As for the fourth question, University of the Philippines School of Economics Dean Ramon L. Clarete, PhD, may have been referring to it in an interview clip when he said: “The AEC compels the Philippine auto industry to reexamine its long-term direction… We must invest in technology, the driver of growth, to move up the regional value chain.” Deploring the absence of technology transfer in the Philippines, Clarete said that local parts manufacturers cannot meet the standards of the contractor-assembler in the short term as to timeliness of delivery, price and quality. Our country lacks engineers, scientists and mathematicians to upgrade the parts industry, he said. Clarete recommended establishing and strengthening research and development institutions, directly linking R&D with industries, reinforcing intellectual property rights to allay concerns that mother companies’ technologies would be stolen or copied, and improving infrastructure and other components of logistics.

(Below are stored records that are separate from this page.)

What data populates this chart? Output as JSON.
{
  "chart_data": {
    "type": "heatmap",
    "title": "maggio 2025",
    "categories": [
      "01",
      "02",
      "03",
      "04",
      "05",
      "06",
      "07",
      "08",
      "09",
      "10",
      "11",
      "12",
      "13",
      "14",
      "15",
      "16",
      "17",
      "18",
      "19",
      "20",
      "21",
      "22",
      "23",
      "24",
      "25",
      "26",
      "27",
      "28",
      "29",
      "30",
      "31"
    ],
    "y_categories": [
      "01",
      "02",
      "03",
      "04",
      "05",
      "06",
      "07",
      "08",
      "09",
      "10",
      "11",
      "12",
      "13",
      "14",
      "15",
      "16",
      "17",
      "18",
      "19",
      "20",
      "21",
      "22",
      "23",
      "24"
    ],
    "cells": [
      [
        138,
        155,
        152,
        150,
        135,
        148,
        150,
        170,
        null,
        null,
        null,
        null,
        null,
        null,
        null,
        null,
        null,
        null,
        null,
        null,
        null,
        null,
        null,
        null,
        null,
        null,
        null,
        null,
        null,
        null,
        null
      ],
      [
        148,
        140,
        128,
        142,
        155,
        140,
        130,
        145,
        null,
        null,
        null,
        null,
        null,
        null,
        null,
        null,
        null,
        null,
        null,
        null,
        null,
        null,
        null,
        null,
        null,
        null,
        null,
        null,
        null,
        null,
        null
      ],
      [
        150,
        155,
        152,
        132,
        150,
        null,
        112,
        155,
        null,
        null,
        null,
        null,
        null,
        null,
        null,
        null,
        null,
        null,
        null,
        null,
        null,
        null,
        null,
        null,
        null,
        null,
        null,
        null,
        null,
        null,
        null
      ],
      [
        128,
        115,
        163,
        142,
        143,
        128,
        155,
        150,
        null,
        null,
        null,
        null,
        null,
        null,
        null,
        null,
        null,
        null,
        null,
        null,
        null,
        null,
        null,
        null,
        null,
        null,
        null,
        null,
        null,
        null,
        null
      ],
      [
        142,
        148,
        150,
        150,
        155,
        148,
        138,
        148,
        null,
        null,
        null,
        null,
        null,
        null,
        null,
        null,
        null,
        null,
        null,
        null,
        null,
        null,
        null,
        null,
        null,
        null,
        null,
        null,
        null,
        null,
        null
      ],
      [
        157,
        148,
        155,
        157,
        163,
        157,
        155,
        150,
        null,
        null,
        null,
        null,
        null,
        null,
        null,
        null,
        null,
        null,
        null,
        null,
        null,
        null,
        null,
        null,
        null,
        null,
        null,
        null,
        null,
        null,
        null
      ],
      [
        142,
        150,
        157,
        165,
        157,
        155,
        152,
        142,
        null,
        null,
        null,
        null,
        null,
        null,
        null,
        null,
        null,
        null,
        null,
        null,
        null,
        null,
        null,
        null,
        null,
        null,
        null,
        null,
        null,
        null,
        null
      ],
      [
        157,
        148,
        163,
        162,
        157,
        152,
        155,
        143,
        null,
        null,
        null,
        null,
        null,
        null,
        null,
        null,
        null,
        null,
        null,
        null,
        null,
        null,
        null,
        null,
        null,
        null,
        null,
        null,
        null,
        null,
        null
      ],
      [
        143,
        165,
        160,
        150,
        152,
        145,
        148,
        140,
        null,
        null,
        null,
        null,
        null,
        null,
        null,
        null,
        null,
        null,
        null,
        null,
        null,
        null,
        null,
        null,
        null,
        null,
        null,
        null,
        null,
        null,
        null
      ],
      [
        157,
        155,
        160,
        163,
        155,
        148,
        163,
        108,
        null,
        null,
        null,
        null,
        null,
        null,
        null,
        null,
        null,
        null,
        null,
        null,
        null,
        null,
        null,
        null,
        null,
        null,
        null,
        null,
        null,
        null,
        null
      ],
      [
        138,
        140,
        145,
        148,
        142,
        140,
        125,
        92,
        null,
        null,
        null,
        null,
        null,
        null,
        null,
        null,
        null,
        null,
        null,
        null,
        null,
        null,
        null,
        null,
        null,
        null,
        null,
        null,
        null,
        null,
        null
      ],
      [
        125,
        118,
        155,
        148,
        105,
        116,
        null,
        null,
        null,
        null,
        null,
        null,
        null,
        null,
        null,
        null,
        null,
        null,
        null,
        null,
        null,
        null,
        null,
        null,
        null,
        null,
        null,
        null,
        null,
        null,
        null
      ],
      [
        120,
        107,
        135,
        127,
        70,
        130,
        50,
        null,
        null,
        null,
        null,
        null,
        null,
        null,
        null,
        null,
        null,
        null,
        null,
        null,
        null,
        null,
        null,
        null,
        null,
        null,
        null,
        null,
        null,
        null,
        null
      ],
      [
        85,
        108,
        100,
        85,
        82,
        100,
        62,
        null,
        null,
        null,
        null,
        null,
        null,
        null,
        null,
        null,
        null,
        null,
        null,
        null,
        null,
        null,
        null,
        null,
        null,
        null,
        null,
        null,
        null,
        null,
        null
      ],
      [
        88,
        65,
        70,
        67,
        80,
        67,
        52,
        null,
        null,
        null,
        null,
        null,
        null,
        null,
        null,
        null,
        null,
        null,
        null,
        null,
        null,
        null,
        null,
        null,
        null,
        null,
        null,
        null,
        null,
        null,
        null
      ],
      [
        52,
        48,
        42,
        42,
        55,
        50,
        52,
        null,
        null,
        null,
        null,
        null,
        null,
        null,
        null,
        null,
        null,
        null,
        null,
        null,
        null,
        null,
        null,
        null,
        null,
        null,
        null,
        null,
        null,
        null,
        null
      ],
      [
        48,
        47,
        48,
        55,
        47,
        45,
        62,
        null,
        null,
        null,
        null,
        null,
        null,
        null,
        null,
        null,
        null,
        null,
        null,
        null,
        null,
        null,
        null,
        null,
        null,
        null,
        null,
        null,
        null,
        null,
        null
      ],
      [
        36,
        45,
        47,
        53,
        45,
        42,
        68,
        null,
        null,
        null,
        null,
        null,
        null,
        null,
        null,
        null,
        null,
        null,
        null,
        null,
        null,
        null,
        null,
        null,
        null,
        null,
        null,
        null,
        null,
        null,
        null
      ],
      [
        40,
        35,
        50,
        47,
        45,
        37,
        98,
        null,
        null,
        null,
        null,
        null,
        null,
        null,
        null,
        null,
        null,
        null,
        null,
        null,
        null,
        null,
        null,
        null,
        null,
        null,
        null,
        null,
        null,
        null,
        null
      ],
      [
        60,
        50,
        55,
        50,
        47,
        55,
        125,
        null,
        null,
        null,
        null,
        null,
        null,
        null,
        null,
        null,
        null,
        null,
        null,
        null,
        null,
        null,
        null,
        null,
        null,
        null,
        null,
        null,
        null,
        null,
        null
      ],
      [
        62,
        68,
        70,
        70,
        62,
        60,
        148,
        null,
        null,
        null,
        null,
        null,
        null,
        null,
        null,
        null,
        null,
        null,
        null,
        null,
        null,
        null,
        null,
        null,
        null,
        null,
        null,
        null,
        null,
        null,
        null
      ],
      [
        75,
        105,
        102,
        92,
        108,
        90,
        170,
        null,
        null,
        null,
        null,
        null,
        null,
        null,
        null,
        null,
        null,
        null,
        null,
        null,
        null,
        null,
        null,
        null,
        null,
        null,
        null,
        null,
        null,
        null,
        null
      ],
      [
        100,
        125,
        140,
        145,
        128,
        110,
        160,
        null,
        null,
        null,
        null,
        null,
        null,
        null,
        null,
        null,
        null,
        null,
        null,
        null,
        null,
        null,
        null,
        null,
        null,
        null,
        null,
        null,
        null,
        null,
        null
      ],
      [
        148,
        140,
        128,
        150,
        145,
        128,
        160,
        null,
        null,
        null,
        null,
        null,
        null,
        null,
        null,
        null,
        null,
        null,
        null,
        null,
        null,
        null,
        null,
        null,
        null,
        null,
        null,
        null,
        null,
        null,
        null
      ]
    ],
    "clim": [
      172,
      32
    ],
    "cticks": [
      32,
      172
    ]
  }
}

Meanwhile, Agudo emphasized that in order to get a strong foothold on the automotive value chain, the industry must change by “rewiring mindsets and behavior, dropping old habits, repositioning ourselves” to improve our competitiveness, which is not the domain of business or of the government alone, but a shared responsibility, a synergy of both sectors to create avenues for mutual gain.
RETHINK. “…Let’s face it, locally and regionally, we tend to view government as our only lifeline for business sustainability,” she averred. “This mindset may not make us win markets in the AEC. It is time to rethink our industry roadmaps and synchronize them with the AEC. Yes, we will always need government support, especially in providing the adequate infrastructure and in regulating the business environment, but government cannot be a substitute for our ability to get ahead in this new game.
“…The experts have spoken: the Philippine auto industry needs an overhaul! But we cannot expect a different outcome if we keep on resorting to the same systems of protectionism, traditional incentives and other tactics that do not favor competition. The highly liberalized environment of the AEC challenges us to discard the outdated in order to embrace the new normal.”
Concluding, Agudo ticked off what must be done to drive up our competitiveness in the region: First, fast-track infrastructure development especially in priority areas because the quality and reach of a nation’s infrastructure dictate business efficiency and productivity. Second, work harder and faster on market-enhancing policies like a comprehensive competition policy that would ensure more efficient markets, a level playing field for all and safeguard consumer welfare. “The AEC is here,” Agudo said, “challenging Filipinos to collaborate and to be committed to transform the industry, to reframe, to contribute, to adjust, to make sacrifices, to embrace the new normal, and to think global! Because going global is the currency of our future in the AEC. Come—unity can be our road to a globally competitive Philippine automotive industry… our way to make the Philippines the investment destination of choice in the Asean.”